A dogs letter over the rainbow bridge
This was posted to me in one of my Facebook French Bulldog groups. A beautiful letter when you are grieving for your dog. I cried from the hi mom on. I love you so much Mellybean❤️❤️
Remember that night when I wasn’t feeling very well and we were all crying? I don’t remember much, but I do remember seeing and hearing all of you and feeling your touches and hugs…I remember hearing “we love you” and that one last command of “Go through”. I didn’t know what you meant, so I turned around and walked through the fog that was in front of me. I saw the biggest bridge I’ve ever seen! And so many friends on the other side of it! They were all playing with toys and balls! You were right to tell me to go there!
My feet kept moving forward, but my heart kept pulling me back. Your touches became lighter and lighter and I wanted to come back and nudge your hands for more love, but I was overcome by this feeling of curiosity for the happy place over the bridge! My feet started moving on their own, like a gentle breeze was moving them forward for me! I can’t explain it, but I had no doubt that it was the right thing to do!

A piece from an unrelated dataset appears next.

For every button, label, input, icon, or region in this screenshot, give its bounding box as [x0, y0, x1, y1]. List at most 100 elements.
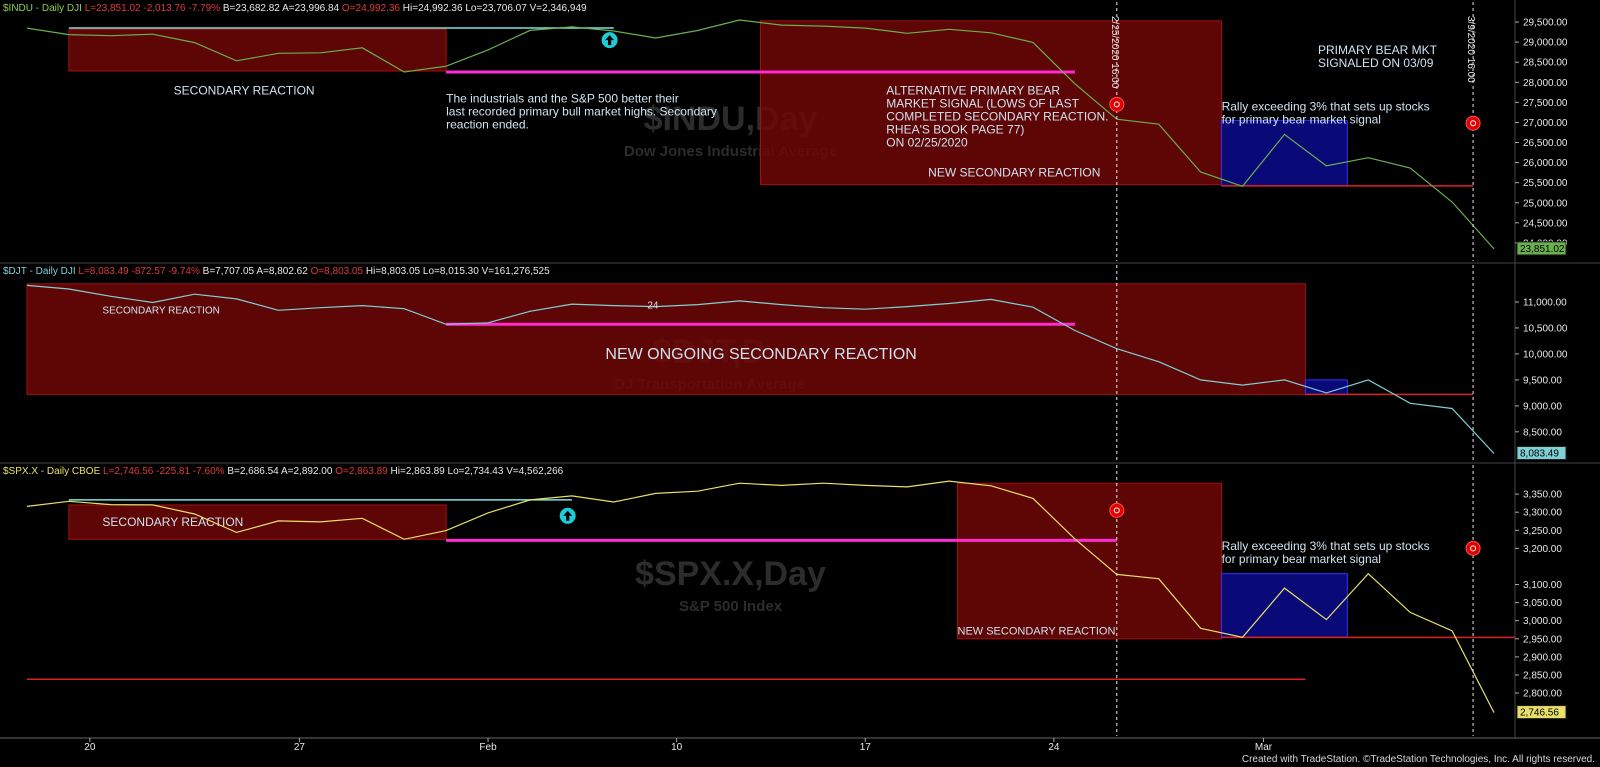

So, I walked across that big, huge bridge by myself! I looked for you, because you’re always by my side, walking with me, but this was different. I didn’t have a collar around my neck or a leash connecting me to you ~ I was ‘free’! Even though you weren’t there with me, I never felt alone! I actually felt like I had a huge cape of love wrapped around my body and the more I walked, the easier it was to breathe! So, I kept walking! And I would feel more warmth in the big hug, so I kept on walking! I eventually made it over the big bridge – I did it by myself, mom. When I got here, all of my new friends greeted me and helped me walk off the bridge ~ it was so cool! They gave me a pair of wings and said that I was now a Guardian Angel!
What I’ve learned over these past few hours, has been amazing and nothing like I’ve seen before! We’re all the same up here ~ we all have wings and we all have Forever People to watch over ~ that’s YOU, mom !You’re my Forever Person and I’m your Forever Dog! We had such a great life together and I do miss you a LOT, but please know that I am so happy in my new home across The Bridge!
I’ll send you another Earth Angel so you won’t be alone. Give them your whole heart, like you gave it to me. I’ll check in every so often to make sure they treasure your love ~ I always did! When you miss me, think of a rainbow and know I’m on the other side of it, waiting to walk with you again. I’ll always be in your heart. I love you, mom!
Time for me to go play…
4 thoughts on “A dogs letter over the rainbow bridge”
I’m so sorry to hear about Marshmallow. I never had kids, so my animals are my children. I understand all too well the pain that follows after a pet has died. Reading this letter made me cry, so I’m right there with you. There are no words that I could say that would make you feel better at this moment. I just want you to know I understand what you’re going through. I’m sending you my love and support. <3
Thank you. I just loved him so. They are like my kids too
I completely understand. I still get choked up over my cat, Baxter (a black and white tuxedo). I lost him 10 years ago. He helped me get through a difficult time when I was having MS exacerbations every 6 weeks. He would sleep right next to me and put his head over my heart when I slept. He was also very perceptive to emotions. He would wipe away my tears with his paw, and then pat my cheek softly like a mother would to comfort me. His ashes are in an urn next to my chair now. I’ll never forget him. I’m sure you have special memories like that with Marshmallow. It sounds like we both love our animals deeply. 🙂
When I was first diagnosed I had cats. My cat tipsy started sleeping on my pillow above my head and purring me to sleep. She did that every night until my ex took her in our divorce.